Le rapport définitif est alors rédigé et envoyé de nouveau à la collectivité, qui a un mois pour répondre.
Le rapport définitif – relu in fine par le président de la CRC – intègre ensuite la réponse de la collectivité. « La procédure s’est complexifiée et offre de plus en plus de garanties à l’ordonnateur : le rapport est rédigé dans la collégialité et l’instruction est contradictoire à plusieurs stades », assure Jean-Yves Bertucci, président de la CRC Ile-de-France.

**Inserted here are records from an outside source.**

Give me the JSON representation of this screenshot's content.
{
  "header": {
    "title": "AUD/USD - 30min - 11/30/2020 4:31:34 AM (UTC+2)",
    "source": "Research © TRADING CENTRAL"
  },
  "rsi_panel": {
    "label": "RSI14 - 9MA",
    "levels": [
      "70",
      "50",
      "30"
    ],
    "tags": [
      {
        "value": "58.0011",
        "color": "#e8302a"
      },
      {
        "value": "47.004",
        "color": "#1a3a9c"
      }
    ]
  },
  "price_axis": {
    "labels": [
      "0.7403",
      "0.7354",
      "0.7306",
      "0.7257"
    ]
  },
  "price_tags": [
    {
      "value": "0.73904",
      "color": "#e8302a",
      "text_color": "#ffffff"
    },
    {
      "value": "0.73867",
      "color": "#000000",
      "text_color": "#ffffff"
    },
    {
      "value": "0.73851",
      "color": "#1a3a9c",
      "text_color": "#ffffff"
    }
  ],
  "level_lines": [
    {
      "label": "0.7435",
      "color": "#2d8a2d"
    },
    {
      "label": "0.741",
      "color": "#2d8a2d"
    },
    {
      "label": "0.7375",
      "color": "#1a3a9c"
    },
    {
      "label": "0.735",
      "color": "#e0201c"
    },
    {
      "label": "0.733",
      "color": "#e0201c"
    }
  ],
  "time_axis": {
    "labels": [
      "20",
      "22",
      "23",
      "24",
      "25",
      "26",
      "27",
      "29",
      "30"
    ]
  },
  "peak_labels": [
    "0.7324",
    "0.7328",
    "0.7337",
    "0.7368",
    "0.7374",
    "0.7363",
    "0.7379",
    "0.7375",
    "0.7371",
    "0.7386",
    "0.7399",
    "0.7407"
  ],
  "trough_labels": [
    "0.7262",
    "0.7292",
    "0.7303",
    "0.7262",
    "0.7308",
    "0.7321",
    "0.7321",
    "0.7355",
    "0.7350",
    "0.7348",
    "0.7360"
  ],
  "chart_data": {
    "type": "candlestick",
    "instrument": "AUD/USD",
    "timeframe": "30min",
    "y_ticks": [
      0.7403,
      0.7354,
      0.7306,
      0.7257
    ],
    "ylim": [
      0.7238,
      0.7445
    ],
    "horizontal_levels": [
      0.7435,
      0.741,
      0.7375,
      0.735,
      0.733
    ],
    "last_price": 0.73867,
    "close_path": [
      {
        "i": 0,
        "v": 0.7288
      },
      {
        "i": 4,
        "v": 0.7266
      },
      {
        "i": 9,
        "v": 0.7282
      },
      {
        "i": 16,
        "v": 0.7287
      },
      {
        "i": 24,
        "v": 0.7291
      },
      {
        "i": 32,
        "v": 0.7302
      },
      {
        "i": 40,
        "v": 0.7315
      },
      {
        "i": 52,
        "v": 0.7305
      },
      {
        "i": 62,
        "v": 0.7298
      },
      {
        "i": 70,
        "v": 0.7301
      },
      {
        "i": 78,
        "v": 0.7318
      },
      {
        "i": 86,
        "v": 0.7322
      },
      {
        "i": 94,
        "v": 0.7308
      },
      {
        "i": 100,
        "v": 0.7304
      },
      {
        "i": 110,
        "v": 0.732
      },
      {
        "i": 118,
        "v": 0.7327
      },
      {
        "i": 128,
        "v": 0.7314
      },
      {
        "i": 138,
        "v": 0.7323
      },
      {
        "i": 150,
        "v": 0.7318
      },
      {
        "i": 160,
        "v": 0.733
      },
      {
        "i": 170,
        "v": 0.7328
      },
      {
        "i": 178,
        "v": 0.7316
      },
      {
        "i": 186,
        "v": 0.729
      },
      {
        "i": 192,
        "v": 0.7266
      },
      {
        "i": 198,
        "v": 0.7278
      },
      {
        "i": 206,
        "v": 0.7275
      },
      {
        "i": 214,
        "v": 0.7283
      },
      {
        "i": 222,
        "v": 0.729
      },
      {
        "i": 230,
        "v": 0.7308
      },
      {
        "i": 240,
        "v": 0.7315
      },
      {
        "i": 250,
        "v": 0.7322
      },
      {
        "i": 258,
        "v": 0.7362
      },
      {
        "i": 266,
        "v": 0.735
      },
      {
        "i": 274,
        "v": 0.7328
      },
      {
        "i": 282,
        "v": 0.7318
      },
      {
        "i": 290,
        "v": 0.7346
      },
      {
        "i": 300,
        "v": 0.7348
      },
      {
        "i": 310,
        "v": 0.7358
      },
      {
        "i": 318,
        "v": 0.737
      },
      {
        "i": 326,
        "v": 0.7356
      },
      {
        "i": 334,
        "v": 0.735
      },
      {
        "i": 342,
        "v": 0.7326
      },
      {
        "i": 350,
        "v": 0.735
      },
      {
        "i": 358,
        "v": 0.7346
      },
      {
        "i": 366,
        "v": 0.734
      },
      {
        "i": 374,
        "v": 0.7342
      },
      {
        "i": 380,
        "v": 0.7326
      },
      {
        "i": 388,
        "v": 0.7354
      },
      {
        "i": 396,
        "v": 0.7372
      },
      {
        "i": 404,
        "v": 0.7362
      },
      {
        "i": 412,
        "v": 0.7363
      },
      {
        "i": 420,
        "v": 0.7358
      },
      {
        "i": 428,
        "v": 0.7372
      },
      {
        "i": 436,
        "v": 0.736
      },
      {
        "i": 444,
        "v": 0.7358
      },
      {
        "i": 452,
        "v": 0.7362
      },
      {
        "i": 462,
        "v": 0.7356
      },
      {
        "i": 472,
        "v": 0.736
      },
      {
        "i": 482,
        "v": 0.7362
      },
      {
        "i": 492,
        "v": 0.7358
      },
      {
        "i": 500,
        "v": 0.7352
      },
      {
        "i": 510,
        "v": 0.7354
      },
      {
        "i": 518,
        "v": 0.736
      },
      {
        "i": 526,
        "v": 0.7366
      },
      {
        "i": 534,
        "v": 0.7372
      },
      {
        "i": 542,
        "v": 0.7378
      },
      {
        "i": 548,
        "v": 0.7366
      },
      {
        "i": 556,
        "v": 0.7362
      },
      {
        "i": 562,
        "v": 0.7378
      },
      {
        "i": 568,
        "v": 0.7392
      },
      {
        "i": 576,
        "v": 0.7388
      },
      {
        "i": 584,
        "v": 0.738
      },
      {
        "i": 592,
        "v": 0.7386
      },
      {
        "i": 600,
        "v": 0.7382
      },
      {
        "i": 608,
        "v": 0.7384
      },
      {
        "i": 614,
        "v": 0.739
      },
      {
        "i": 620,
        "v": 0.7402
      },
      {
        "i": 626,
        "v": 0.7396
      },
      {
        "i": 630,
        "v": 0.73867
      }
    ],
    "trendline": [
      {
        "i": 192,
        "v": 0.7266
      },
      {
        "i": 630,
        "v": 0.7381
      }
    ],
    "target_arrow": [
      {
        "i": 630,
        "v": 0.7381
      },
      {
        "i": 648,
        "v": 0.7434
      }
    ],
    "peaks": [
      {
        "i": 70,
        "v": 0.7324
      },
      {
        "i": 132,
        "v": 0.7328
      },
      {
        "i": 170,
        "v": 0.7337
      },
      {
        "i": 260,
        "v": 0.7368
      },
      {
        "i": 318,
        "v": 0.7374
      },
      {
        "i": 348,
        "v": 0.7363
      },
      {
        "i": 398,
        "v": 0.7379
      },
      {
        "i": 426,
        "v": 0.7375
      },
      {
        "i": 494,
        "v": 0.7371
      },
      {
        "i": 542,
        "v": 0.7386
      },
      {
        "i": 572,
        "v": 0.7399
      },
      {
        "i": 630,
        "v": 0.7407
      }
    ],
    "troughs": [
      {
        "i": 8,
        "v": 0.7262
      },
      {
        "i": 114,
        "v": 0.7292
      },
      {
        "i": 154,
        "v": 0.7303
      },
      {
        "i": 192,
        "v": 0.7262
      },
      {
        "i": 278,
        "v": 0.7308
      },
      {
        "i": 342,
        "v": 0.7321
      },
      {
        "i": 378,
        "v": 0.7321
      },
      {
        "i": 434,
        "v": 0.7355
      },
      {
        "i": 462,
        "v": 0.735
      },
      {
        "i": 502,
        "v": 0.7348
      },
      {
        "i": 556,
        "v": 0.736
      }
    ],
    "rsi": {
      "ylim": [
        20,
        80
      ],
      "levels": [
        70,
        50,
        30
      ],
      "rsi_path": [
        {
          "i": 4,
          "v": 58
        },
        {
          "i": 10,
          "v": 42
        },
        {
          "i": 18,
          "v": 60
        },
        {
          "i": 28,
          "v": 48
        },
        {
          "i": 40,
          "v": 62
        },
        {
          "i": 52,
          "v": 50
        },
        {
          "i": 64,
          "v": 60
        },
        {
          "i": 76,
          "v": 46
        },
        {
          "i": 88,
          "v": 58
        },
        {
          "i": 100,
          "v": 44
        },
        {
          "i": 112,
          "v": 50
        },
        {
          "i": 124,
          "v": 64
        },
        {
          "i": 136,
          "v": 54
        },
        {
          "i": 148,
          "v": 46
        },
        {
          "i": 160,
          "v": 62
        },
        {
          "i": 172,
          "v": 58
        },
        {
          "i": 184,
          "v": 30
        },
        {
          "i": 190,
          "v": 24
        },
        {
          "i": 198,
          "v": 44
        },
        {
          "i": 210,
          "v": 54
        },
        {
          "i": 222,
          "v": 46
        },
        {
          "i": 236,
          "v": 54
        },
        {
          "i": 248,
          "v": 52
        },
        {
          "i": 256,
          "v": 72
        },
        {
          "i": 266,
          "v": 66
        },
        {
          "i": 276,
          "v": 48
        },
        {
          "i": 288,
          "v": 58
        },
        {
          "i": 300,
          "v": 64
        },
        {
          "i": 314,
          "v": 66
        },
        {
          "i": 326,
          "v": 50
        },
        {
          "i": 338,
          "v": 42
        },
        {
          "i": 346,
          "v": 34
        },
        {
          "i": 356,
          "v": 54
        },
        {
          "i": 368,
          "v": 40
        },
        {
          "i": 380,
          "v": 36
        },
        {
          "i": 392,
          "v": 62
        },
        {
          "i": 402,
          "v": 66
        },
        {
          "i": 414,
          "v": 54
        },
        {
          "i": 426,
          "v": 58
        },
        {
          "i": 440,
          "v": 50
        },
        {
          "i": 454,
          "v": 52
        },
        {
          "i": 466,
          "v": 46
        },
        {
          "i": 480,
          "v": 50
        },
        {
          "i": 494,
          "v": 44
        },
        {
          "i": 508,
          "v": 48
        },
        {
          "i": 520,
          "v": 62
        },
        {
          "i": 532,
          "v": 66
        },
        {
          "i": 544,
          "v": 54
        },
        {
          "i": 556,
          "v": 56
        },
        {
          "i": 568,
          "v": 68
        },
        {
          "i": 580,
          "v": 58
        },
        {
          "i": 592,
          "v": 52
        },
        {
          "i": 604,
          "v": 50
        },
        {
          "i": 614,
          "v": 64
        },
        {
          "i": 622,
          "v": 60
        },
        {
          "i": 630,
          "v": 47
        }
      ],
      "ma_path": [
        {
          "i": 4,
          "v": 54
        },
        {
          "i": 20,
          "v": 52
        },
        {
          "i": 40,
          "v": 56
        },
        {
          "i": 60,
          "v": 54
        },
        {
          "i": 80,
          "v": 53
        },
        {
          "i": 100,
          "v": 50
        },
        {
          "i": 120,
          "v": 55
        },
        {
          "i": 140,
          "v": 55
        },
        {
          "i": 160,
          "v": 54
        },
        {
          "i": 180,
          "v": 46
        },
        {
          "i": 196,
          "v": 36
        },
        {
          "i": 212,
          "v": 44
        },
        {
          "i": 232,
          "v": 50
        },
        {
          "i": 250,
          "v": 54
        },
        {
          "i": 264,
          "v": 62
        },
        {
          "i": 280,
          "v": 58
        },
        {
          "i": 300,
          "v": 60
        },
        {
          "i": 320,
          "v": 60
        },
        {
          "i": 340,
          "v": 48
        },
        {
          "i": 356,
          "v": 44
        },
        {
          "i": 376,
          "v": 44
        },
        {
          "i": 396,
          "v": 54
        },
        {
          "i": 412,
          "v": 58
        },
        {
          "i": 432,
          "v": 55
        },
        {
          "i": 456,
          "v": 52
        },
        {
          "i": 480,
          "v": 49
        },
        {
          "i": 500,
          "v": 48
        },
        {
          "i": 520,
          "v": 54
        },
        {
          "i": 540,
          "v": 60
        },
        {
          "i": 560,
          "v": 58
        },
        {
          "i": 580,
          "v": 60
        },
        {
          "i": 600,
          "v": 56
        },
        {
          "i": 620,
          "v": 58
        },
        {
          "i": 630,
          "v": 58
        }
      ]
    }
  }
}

Comment est prise en compte la réponse de la collectivité ?
Depuis la réforme du 21 décembre 2001, la réponse de la collectivité est introduite telle quelle dans le rapport définitif. La collectivité est donc entièrement libre dans sa façon de rédiger sa réponse.
« Il m’est arrivée de téléphoner à une collectivité car la réponse était très agressive mais c’est rare. Certaines aussi nous renvoie des annexes très volumineuses, ce qui n’est pas publiable, nous en discutons donc ensemble », dit Danielle Lamarque.

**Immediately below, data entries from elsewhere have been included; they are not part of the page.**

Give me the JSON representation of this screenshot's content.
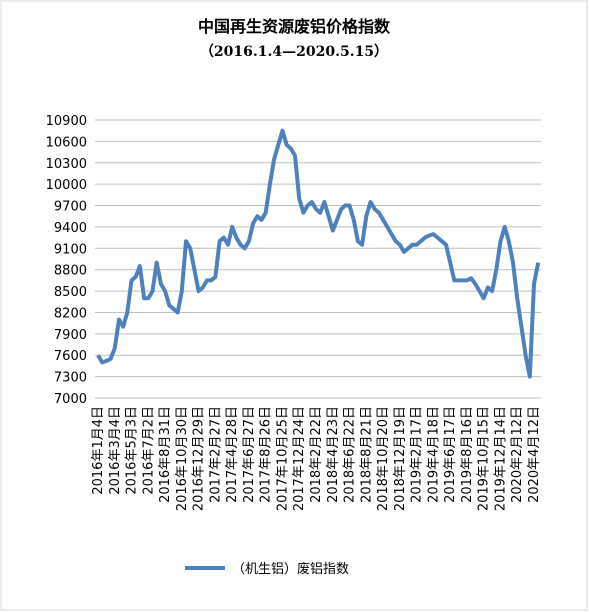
{
  "chart_data": {
    "type": "line",
    "title": "中国再生资源废铝价格指数",
    "subtitle": "（2016.1.4—2020.5.15）",
    "categories": [
      "2016年1月4日",
      null,
      null,
      null,
      "2016年3月4日",
      null,
      null,
      null,
      "2016年5月3日",
      null,
      null,
      null,
      "2016年7月2日",
      null,
      null,
      null,
      "2016年8月31日",
      null,
      null,
      null,
      "2016年10月30日",
      null,
      null,
      null,
      "2016年12月29日",
      null,
      null,
      null,
      "2017年2月27日",
      null,
      null,
      null,
      "2017年4月28日",
      null,
      null,
      null,
      "2017年6月27日",
      null,
      null,
      null,
      "2017年8月26日",
      null,
      null,
      null,
      "2017年10月25日",
      null,
      null,
      null,
      "2017年12月24日",
      null,
      null,
      null,
      "2018年2月22日",
      null,
      null,
      null,
      "2018年4月23日",
      null,
      null,
      null,
      "2018年6月22日",
      null,
      null,
      null,
      "2018年8月21日",
      null,
      null,
      null,
      "2018年10月20日",
      null,
      null,
      null,
      "2018年12月19日",
      null,
      null,
      null,
      "2019年2月17日",
      null,
      null,
      null,
      "2019年4月18日",
      null,
      null,
      null,
      "2019年6月17日",
      null,
      null,
      null,
      "2019年8月16日",
      null,
      null,
      null,
      "2019年10月15日",
      null,
      null,
      null,
      "2019年12月14日",
      null,
      null,
      null,
      "2020年2月12日",
      null,
      null,
      null,
      "2020年4月12日",
      null
    ],
    "series": [
      {
        "name": "（机生铝）废铝指数",
        "color": "#4f81bd",
        "values": [
          7600,
          7500,
          7520,
          7550,
          7700,
          8100,
          8000,
          8200,
          8650,
          8700,
          8850,
          8400,
          8400,
          8500,
          8900,
          8600,
          8500,
          8300,
          8250,
          8200,
          8500,
          9200,
          9100,
          8800,
          8500,
          8550,
          8650,
          8650,
          8700,
          9200,
          9250,
          9150,
          9400,
          9250,
          9150,
          9100,
          9200,
          9450,
          9550,
          9500,
          9600,
          10000,
          10350,
          10550,
          10750,
          10550,
          10500,
          10400,
          9800,
          9600,
          9700,
          9750,
          9650,
          9600,
          9750,
          9550,
          9350,
          9500,
          9650,
          9700,
          9700,
          9500,
          9200,
          9150,
          9550,
          9750,
          9650,
          9600,
          9500,
          9400,
          9300,
          9200,
          9150,
          9050,
          9100,
          9150,
          9150,
          9200,
          9250,
          9280,
          9300,
          9250,
          9200,
          9150,
          8900,
          8650,
          8650,
          8650,
          8650,
          8680,
          8600,
          8500,
          8400,
          8550,
          8500,
          8800,
          9200,
          9400,
          9200,
          8900,
          8400,
          8000,
          7600,
          7300,
          8600,
          8900
        ]
      }
    ],
    "ylim": [
      7000,
      10900
    ],
    "yticks": [
      7000,
      7300,
      7600,
      7900,
      8200,
      8500,
      8800,
      9100,
      9400,
      9700,
      10000,
      10300,
      10600,
      10900
    ],
    "grid": true,
    "legend": "bottom"
  }
}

Les élus ont aussi la liberté de contester les mesures préconisées par les magistrats. «La collectivité peut contester une des décisions prises par la chambre devant le tribunal administratif, en arguant que cette décision fait grief », ajoute Vincent Sivré, président du nouveau syndicat des juridictions financières unifié. Dans les faits, ce genre de plaintes est rare.
Comment garantir au maximum la confidentialité des rapports ?
Depuis la loi du 15 janvier 1990, les observations définitives doivent être rendus publiques dans les instances délibérantes des collectivités locales. Or, les fuites dans la presse, parfois en amont, sont souvent à l’origine des polémiques.
« Nous essayons de sécuriser au maximum nos propres envois. J’ai l’assurance que les fuites ne viennent pas de nous mais de la collectivité. Cela dépend de l’état de tension qui existent en son sein », déclare Danielle Lamarque.
« Nous ne pouvons rien y faire. A la différence de la Cour des Comptes, nous ne maitrisons pas la communication, puisque c’est la collectivité qui fixe la date de l’assemblée délibérante et qui convoque », glisse Jean-Yves Bertucci, président de la CRC Ile-de-France. En revanche, les magistrats financiers tentent au maximum d’anonymiser les observations des rapports.
La période de réserve pré-électorale fait débat
A partir de la fin novembre, les maires vont souffler. Aucun rapport ne sortira en vertu de la période de réserve de trois mois. Cette période de statu-quo précédant une élection générale est d’origine coutumière.
« Elle a été utilisée pour la première fois pendant les élections municipales de 1995, puis est devenue une règle d’usage », explique Jean-Yves Bertucci, président de la CRC d’Ile-de-France.
Elle a été rendue obligatoire par la loi du 21 décembre 2001, en ces termes : «Le rapport d’observation ne peut être publié ni communiqué à ses destinataires ou des tiers à compter du premier jour du troisième mois précédent le mois au cours duquel il doit être procédé à des élections pour la collectivité concernée (..) » (article L.243-5 du code des juridictions financières).
Cette disposition fait toutefois débat. Les élus réclament régulièrement que cette période soit allongée de trois à six mois. C’est ce que prône le sénateur Jacques Mézard (RDSE) dans un rapport de janvier 2012 (1).
Les magistrats sont contre. « Cela représente une moitié d’année. C’est trop long, il y aura un décalage par rapport aux éléments de gestion analysées », répond Danielle Lamarque.